In order to appreciate the severity of Turner’s sentence, Conyers argued, the public needs to look at more than just his prison time. Three years of probation involves regularly reporting to a probation officer and taking courses. Also, because he was convicted in the state of California, Turner had to register as a sex offender for life.

“I don’t know how registering as a sex offender for the rest of your life is a slap on the wrist,” Conyers said. “It restricts where a person can live. Under the registration law, should someone ever want to marry this man, can he go to school and pick up his kid’s report card?”

Masur and Conyers agreed that it is a failing of the criminal justice system that all sex offenders must register for life in California and many other states.

“I do think it’s wrong that this is a tag that’s going to follow him for the rest of his life,” Masur said. “I believe that people should be able to pay their debt to society and get a fresh start.”

When the subject of victim impact statements came up, Conyers said that this victim’s statement was stunning, and it highlighted the negative impact of the media on the victim, who learned the details of her assault through reading about them in her local newspaper. At the same time, Masur and Conyers agreed that impact statements as well as defendant remorse may demonstrate privilege more than anything else.

“Too frequently, remorse, and whether you’re able to express remorse, is just about whether you have a good lawyer who’s coached you appropriately,” Masur said. He then added, “And it doesn’t necessarily make sense to allow victim impact statements—it privileges people who have education and the ability to express themselves more eloquently, and it devalues the lives of people who are not able to speak in the same way.”

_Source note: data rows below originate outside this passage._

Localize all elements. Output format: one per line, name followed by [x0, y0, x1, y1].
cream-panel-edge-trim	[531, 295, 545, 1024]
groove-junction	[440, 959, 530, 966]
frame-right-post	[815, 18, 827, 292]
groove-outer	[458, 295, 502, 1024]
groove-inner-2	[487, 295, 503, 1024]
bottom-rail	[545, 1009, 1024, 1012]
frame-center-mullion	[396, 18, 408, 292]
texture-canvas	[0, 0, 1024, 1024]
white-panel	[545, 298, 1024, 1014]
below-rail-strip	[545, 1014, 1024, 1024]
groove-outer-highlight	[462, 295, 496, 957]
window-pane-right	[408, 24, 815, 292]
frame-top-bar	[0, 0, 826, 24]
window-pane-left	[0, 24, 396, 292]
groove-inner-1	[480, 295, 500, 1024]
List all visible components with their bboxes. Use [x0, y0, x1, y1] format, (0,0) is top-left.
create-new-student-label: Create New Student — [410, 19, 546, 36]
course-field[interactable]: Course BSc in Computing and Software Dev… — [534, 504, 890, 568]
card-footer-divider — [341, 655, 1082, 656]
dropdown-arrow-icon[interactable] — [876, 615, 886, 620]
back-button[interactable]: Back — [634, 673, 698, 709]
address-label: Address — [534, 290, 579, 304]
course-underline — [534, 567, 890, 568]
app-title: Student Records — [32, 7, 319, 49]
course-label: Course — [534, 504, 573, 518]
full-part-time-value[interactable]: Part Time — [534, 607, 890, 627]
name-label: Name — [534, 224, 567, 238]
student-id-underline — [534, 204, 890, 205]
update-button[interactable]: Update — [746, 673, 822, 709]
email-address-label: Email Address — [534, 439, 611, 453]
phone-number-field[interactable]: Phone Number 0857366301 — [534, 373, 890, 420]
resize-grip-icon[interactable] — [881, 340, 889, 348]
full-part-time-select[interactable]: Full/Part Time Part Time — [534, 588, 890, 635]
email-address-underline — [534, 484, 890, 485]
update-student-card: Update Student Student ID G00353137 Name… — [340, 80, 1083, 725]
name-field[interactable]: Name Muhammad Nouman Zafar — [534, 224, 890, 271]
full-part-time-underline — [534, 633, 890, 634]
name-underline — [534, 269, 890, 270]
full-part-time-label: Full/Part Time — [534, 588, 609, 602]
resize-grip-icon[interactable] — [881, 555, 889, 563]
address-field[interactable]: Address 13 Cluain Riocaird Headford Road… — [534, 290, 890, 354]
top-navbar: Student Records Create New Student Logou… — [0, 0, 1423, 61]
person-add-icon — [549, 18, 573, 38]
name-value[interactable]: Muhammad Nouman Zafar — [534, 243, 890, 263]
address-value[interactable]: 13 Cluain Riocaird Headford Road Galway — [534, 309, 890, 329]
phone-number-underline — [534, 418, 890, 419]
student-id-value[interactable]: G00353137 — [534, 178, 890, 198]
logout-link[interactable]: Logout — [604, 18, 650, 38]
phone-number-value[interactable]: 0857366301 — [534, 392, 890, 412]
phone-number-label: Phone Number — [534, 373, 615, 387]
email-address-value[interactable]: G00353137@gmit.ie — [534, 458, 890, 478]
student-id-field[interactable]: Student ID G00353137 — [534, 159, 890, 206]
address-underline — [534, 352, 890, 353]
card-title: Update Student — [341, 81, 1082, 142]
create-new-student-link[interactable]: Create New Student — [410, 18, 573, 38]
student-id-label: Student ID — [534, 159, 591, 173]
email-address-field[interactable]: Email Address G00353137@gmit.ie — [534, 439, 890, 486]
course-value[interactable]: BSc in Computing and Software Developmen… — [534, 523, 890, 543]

Public outrage following the release of the victim’s impact statement also prompted the California State Legislature to pass two bills—one that would broaden California’s definition of rape, and one that would create a mandatory minimum prison sentence for sexual assault of an unconscious or intoxicated person. To Conyers, the latter bill—which was passed into law this autumn—was a rush to judgement that prevented judicial discretion and added to the issue of over-incarceration. 

“I don’t like media legislation,” she said. “And again, this may be the cynic in me, but I firmly believe that five years from now there will be another Brock Turner, and they’re just going to charge him with something lesser.”

After the debate, Frost said she was grateful that so many attended and hoped the discussion led students to think differently about the case.

“One of our overall goals in the Domestic and Sexual Violence Project is to bring in multiple perspectives,” she said. “Part of what attracted me to the Law School in general is the tremendous political diversity we have. And it’s small enough that we’re constantly engaging with those different ideas.”